Lancelot composait un petit Traité sur les Règles de la Poésie françoise, en même temps qu’il en estimait l’exercice plutôt dangereux qu’utile à la jeunesse. Quand on parlait de Brienne chez les Jansénistes, et de toutes les escapades du bizarre Confrère : « C’étoit, disait-on, un beau génie et qui avoit une érudition peu commune ; mais la facilité avec laquelle il faisait des vers lui fut très-pernicieuse. » À voir cette peur du malin démon, il semble en vérité que les Jansénistes, même quand ils élevaient Racine, aient déjà eu en idée Voltaire.

À moins de se faire solitaires et pénitents, il était impossible que les élèves de Port-Royal (fussent-ils des Bignon) restassent tout à fait tels que les maîtres l’auraient voulu. On se dérangeait toujours un peu, et à proportion du génie ; mais ce qui restait du premier fonds était excellent, et vous faisait encore meilleur que les autres, — avec une certaine marque jusque dans le divertissement.

Je n’ai qu’un mot à dire des traductions de ces Messieurs ; elles passaient à leur moment pour élégantes : ne nous abusons pas, c’était d’une élégance toute relative.
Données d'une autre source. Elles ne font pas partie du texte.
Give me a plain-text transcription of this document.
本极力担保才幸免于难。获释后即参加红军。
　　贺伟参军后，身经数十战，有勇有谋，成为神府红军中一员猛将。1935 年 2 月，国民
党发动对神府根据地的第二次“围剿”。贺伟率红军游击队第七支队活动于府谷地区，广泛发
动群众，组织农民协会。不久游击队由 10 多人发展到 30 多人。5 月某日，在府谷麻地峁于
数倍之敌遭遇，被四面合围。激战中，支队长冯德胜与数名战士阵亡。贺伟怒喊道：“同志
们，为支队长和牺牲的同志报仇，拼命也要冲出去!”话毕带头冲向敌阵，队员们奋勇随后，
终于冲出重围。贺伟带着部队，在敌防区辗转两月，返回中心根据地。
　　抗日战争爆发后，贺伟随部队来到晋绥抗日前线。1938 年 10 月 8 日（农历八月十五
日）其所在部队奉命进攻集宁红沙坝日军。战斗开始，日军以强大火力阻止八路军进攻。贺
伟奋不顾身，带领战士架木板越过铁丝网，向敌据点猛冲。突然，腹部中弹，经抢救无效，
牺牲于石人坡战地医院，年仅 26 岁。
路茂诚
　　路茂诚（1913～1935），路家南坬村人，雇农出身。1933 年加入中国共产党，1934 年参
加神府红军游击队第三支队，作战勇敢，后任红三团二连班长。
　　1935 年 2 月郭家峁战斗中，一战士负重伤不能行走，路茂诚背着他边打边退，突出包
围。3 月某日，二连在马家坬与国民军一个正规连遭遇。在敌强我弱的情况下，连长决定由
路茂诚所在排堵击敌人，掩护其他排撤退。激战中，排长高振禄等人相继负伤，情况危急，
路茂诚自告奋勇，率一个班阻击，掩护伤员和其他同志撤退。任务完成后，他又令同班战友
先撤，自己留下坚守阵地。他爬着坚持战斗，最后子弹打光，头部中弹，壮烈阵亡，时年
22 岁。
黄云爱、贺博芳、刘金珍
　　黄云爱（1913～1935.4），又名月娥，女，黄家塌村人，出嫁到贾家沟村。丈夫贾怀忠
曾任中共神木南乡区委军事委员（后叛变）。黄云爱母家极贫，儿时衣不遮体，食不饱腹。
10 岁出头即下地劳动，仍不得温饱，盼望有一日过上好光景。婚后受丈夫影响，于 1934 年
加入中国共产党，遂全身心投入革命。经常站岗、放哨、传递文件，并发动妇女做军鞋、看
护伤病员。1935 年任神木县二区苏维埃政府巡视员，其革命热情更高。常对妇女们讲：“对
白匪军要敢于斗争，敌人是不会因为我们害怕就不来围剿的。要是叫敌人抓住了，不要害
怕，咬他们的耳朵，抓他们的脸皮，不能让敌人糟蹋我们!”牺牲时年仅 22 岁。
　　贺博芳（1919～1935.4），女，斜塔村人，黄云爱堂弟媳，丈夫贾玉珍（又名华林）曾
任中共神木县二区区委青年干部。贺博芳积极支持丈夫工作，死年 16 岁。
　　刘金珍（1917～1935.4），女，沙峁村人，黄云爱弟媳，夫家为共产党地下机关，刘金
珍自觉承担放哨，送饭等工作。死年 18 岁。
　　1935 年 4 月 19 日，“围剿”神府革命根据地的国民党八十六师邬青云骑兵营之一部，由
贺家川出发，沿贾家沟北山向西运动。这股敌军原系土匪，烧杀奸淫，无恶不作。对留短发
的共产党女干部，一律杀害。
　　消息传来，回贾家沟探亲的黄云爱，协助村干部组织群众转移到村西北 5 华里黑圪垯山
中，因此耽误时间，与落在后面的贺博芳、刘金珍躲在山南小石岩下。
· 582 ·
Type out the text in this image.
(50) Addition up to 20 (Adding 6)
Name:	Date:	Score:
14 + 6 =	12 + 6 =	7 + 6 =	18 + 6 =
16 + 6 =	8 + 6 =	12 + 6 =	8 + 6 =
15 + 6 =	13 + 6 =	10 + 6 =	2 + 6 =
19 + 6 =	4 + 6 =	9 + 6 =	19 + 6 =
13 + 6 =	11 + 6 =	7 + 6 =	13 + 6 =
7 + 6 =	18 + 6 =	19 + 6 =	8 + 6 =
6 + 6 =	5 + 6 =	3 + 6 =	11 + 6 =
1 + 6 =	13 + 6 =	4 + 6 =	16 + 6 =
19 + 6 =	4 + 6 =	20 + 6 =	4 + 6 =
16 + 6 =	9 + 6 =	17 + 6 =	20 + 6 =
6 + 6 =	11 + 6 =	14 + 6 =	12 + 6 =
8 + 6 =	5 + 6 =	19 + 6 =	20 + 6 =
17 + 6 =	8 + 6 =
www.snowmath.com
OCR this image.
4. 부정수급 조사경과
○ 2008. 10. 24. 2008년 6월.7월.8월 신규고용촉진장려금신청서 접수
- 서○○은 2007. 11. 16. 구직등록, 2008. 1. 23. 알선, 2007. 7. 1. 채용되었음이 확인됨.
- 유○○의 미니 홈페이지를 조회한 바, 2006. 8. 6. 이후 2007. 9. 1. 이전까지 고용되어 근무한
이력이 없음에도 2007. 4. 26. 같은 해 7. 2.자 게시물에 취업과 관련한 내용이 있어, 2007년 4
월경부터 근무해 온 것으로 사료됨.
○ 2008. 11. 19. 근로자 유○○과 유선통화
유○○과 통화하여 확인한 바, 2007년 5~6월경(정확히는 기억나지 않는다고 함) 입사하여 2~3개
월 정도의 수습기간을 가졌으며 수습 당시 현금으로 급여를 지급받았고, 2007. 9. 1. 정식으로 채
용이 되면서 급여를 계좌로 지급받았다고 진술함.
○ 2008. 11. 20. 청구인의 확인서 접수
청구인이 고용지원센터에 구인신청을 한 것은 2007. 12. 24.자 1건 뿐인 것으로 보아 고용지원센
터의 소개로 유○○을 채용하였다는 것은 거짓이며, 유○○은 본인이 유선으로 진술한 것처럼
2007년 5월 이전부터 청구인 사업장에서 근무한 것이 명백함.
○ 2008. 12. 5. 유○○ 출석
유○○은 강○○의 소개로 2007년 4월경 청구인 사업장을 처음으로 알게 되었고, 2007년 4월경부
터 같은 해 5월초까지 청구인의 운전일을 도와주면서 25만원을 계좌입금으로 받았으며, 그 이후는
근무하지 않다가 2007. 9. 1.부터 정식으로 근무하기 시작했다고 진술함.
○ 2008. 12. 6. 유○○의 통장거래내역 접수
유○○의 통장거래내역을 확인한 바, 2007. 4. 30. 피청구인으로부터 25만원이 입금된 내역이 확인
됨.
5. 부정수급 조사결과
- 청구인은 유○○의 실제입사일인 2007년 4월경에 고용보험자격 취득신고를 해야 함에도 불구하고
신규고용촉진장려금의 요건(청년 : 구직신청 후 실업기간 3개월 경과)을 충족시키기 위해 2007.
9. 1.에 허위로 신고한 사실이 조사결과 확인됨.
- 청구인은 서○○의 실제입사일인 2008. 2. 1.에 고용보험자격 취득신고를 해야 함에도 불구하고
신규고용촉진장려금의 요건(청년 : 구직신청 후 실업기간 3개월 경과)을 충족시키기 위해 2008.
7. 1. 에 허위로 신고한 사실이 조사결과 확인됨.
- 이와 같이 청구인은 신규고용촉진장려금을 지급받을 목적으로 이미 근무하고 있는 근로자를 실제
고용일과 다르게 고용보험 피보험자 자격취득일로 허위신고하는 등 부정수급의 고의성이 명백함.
Elles visaient, comme les traductions d’alors, à être lues couramment, et elles ne craignaient pas la paraphrase. Le désir de former les enfants au beau style et aux tours du monde induisait les traducteurs à d’étranges libertés. Ainsi une lettre de Cicéron à Sulpicius

  1. Je noterai cependant, comme une petite inconséquence de plus, que, parmi les livres de traduction en usage à Port-Royal, on trouve le IVe livre de l’Enéide et les Églogues, même la seconde et la dixième.